それなのに、現場では一歩距離を置く人々が 現れます。
理解力が不足しているわけでも、能力が足りないわけでもない。
それでも姿勢としては確実に引いていく――。
これは、変化そのものを拒絶しているわけではありません。
多くの場合、「まだ自分の判断として形になっていない状態」を静かに表現しているだけなのです。
思考のプロセスという「余白」の欠如
「やる・やらない」を議論する以前に、自分はどう関わるのか、どこまで引き受けるのかが見えていない。
さらに問題を難しくするのは、戦略を「考えた側」と「受け取る側」の温度差です。
考えた側は、すでに膨大な試行錯誤を経て腹落ちしています。
しかし、現場に届くのはそのプロセスが削ぎ落とされた「完成した言葉」だけです。
完成された言葉は、現場には「タスク」として映ります。
そして 、タスクに見えた瞬間、それは自分たちを縛る「命令」へと変貌してしまいます。
傷つくのは「理解力」ではなく「尊厳」である
ここで損なわれるのは、現場の理解力ではありません。
今まで、自律的に物事を考え、決定してきたという「尊厳」です。
特に責任ある立場の人ほど、「自分が意思決定のプロセスに巻き込まれていない」ことに対し、無意識のうちに強い怒りや悲しみを抱きます。

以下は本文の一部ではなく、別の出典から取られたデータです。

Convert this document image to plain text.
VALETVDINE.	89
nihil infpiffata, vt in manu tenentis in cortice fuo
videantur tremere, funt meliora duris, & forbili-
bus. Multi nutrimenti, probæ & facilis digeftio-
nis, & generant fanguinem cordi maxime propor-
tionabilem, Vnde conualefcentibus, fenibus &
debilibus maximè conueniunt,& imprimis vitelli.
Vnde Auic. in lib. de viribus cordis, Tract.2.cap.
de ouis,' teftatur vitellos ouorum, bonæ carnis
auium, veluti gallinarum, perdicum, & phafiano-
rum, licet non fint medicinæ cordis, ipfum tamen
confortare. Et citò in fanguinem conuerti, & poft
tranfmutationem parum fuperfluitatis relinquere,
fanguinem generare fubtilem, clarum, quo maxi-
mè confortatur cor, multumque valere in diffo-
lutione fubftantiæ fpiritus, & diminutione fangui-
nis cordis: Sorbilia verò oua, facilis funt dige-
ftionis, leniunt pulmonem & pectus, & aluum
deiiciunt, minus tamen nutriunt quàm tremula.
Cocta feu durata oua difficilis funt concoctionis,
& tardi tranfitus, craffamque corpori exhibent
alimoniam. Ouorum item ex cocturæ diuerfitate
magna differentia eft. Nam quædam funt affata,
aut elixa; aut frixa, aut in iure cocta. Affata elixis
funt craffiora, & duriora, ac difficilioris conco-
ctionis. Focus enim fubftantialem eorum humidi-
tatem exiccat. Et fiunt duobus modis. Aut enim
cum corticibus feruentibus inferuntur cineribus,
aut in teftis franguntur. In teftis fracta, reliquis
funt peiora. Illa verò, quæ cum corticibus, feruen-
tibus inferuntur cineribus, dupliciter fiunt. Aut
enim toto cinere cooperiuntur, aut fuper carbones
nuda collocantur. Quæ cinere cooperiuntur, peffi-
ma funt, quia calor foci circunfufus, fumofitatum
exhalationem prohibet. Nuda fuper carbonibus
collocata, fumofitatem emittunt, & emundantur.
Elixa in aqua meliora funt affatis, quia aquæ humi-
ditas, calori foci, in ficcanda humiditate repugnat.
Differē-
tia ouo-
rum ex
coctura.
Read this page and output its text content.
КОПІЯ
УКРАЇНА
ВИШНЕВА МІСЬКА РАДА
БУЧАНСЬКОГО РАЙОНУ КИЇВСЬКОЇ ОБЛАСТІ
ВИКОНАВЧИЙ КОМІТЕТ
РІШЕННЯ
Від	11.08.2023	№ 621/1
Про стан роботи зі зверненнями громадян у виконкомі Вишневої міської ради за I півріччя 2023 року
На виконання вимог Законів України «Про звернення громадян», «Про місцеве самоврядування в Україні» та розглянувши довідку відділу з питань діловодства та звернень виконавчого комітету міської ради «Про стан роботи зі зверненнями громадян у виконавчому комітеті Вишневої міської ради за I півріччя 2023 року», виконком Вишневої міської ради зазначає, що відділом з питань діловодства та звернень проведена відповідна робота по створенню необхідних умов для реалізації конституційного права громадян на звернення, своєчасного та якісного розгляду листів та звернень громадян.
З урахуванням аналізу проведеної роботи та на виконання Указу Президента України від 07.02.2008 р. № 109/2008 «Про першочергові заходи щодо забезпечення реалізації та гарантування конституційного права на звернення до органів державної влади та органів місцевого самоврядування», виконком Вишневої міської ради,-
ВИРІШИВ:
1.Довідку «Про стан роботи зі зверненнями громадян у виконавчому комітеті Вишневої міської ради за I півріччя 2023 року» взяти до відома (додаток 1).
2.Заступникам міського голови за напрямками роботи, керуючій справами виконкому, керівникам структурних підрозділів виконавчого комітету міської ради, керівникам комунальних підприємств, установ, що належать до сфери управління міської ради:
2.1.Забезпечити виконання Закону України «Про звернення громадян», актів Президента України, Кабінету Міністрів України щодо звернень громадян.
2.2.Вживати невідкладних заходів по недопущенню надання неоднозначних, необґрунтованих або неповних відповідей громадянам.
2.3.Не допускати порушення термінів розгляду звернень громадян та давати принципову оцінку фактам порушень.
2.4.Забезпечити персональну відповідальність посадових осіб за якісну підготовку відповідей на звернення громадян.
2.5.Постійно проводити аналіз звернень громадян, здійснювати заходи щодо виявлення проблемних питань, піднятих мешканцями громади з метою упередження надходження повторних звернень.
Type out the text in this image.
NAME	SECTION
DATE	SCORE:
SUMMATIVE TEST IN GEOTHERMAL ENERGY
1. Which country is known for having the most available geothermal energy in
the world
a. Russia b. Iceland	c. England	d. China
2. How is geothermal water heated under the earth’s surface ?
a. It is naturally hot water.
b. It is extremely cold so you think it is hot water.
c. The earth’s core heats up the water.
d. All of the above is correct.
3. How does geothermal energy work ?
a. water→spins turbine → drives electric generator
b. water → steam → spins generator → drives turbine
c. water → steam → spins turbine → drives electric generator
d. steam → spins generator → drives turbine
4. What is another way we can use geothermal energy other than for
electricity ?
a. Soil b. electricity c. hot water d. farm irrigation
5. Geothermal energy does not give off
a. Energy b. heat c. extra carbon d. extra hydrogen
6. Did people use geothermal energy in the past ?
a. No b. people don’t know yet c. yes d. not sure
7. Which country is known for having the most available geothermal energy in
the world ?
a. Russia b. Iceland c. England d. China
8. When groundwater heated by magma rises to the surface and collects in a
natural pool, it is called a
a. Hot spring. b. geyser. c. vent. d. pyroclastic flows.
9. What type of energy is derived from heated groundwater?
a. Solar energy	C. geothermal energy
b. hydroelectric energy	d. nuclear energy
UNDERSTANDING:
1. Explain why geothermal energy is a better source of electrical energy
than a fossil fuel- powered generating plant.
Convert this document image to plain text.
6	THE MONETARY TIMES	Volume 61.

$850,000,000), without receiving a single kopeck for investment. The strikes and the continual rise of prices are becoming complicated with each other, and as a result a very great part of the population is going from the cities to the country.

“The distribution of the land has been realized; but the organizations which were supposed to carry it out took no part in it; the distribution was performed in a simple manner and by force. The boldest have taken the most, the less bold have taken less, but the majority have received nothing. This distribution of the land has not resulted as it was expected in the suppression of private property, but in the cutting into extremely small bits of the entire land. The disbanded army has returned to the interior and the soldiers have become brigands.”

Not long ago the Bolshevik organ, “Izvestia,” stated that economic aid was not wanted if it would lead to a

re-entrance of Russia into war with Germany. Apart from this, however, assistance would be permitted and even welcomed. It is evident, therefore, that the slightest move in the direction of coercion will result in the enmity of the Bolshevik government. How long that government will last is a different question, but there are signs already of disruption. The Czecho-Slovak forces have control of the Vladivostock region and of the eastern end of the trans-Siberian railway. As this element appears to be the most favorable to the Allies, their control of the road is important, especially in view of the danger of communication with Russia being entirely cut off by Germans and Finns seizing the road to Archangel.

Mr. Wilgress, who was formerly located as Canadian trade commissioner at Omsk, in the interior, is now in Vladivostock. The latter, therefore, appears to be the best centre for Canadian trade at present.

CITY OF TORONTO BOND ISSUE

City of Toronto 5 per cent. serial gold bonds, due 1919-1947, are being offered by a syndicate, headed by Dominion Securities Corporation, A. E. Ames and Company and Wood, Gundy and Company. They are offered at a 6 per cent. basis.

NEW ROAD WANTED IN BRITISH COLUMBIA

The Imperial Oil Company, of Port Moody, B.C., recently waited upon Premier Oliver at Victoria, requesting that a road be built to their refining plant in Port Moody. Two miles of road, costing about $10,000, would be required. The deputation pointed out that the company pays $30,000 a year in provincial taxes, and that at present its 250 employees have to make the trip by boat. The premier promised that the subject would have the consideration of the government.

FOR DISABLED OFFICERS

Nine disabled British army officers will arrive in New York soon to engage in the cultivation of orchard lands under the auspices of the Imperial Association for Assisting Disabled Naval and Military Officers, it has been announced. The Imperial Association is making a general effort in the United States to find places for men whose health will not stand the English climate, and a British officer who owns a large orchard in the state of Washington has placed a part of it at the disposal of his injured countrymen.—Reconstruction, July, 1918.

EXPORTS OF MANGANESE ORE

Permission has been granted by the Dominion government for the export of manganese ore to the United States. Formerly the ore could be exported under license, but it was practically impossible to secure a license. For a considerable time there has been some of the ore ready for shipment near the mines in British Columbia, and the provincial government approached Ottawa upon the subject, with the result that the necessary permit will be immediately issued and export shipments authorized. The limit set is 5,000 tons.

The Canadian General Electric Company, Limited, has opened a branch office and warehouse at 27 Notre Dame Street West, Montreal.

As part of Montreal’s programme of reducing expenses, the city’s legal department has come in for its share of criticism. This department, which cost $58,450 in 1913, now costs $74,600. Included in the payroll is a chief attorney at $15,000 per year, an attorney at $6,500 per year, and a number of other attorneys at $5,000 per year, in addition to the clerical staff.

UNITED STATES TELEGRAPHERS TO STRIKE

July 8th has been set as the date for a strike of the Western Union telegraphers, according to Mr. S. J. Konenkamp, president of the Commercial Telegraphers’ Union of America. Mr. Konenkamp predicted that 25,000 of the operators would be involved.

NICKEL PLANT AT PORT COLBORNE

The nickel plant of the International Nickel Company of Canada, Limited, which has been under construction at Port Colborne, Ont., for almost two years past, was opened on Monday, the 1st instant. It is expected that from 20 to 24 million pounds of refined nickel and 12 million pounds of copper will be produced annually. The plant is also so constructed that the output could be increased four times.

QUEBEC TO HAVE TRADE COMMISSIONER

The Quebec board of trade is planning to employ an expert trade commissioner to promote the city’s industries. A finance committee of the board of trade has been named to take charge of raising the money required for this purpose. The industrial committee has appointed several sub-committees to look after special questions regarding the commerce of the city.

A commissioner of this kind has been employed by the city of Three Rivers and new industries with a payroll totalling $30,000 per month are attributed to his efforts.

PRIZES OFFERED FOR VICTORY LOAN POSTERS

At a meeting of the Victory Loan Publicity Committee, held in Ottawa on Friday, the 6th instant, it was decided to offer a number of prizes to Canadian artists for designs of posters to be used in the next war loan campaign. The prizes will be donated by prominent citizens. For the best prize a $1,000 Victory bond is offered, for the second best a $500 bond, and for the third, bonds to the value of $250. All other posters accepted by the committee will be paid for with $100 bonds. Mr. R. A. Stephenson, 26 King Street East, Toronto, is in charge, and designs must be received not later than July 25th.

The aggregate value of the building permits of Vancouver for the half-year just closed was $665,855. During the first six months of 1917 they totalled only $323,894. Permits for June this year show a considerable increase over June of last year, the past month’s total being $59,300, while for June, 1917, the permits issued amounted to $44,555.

この状態を「後ろ向きだ」「抵抗勢力だ」と安易に処理してしまうと、どれほど精緻な行動計画を作っても、組織は動きません。
「表立った反対はしない。しかし、決して力も貸さない。」そんな静かな拒絶が広がっていきます。
「腹落ち」の途中にある人々
人は、正しさだけで動くわけではありません。
「これは自分が考え、選び、引き受けた判断だ」と確信できたときにだけ、人は真に動き出します。
いま、変化から引いている人は、決して怠慢でも反対派でもありません。
ただ、自分の言葉で納得するための「腹落ちの途中」にいるだけなのです。